Indeed, almost every major demonstration in Tahrir Square, ever since earlier this year, has sounded the call for compensation limits.
“We had a slogan before the revolution,” says one labor activist, “A maximum wage for those who live in palaces, a minimum wage for those who live in the graveyards.”
“How can we talk about social justice,” as former activist parliamentarian Ashraf Badr Eddin asked last month, “without mentioning a maximum wage?”
Egypt’s maximum wage drumbeat actually began well before Tahrir Square emerged as a global inspiration. The local labor protests that set Egypt on the road to Tahrir Square, protests that started back in 2004, gave the “maximum wage” notion its first public airing.
“We had a slogan before the revolution,” Kamal Abu Aita, president of the independent Property Tax Collectors Union, explained in an interview this past March, “A maximum wage for those who live in palaces, a minimum wage for those who live in the graveyards.”
This past January, Aita’s union joined with other labor groupings to launch a new Egyptian Federation of Independent Unions. Their founding declaration called for “a new fair minimum wage that guarantees decent living for all workers” and a “maximum wage” set at no more than ten times the minimum.
All Egyptians, the new federation’s declaration added, have the right to “to a democratic society for all, offering every single citizen a share in its wealth,” a society “that does not allow the few to buy private jets while the rest of the population cannot even afford public transportation.”
Workers around the country would pick up that call. In February, employees at Telecom Egypt blocked streets and sat in at telephone exchange centers. They demanded “an adequate minimum wage” for workers and a “maximum wage” for bosses.
These workers, news reports indicated, were making 600 Egyptian pounds a month, the equivalent of about $100. Their top bosses at Telecom Egypt were pulling in 250,000 pounds, about $42,000, or over 400 times worker pay.
Egyptian workers are organizing to gain control over their economic future, and they consider the introduction of a meaningful income floor — and ceiling — as crucial to creating a just one.
Egypt’s revolutionary students would also pick up the maximum wage demand and keep sounding the call for it after President Mubarak fell. In April, the Coalition of the Youth of the Revolution demanded a higher minimum wage and a maximum set at 15 times the minimum.
More broadly based Egyptian protest groupings, the Popular Committees for the Defense of the Revolution, would keep up the pressure. In May, this insurgent structure leveled demands that included a minimum wage “no less than 1,500 Egyptian pounds” and a maximum no higher than 15 times the minimum.
On May’s last Friday Egyptian protestors would once again jam Tahrir Square, this time with a call for a “second revolution.” They sounded five economic demands. First on the list: putting in place “a minimum and maximum limit.”
A few days later, Egypt’s interim government would finally respond — with a series of economic moves that labor leaders would quickly dismiss as a “joke.”

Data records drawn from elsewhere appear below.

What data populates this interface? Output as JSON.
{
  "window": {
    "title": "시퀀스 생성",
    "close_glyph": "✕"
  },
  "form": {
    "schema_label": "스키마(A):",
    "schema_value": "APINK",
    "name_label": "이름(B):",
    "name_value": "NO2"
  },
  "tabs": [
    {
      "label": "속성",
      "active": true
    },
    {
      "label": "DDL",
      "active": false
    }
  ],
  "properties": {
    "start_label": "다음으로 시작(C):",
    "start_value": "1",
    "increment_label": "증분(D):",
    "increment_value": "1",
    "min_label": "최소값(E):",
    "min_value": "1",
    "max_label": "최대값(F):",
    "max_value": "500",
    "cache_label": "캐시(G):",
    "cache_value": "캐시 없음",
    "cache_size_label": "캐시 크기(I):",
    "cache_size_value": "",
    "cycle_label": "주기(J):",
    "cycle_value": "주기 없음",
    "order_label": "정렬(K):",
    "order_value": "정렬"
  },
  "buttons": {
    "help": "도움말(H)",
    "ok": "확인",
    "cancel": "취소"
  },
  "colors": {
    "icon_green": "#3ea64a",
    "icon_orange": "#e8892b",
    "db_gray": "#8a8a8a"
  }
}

The government’s response did raise the public sector minimum wage, but only to 700 pounds, or less than $120 per month. And government ministers did set a public sector compensation ratio between top and bottom, at 36 to 1. But they left the compensation to be included in that ratio vague and refused to even discuss a maximum for the private sector, “saying the government should not tell businessmen how to spend their money.”
“The ministers won’t do a maximum wage limit because they know they can’t give up their inflated pay checks,” responded Saber Barakat, a union leader at Egypt’s Delta Steel. “Only then will they recognize that we are living like animals.”
So what’s next for the Egyptian maximum wage campaign? Activists like Mohamed Shafiq, a Cairo medical doctor involved in physician strikes earlier this spring, are vowing no let-up. They’re organizing, Shafiq noted in an interview last month, hospital by hospital.
For the first time, Shafiq enthuses, doctors, nurses, and aides are talking together about how to deal with everything from supply shortages to “corrupt old managers” who’ve been “taking thousands of Egyptian pounds while we are taking pennies.”
These hospital workers are organizing, in effect, to gain control over their economic future, and they consider the introduction of a meaningful income floor — and ceiling — as crucial to creating a just one. And these activists, adds Dr. Shafiq, want this “wage structure not only for doctors and nurses and health care providers but for all the workers of Egypt.”
If these activists get what they seek, or even come close, all the workers of the world — not to mention their employers — will surely take notice.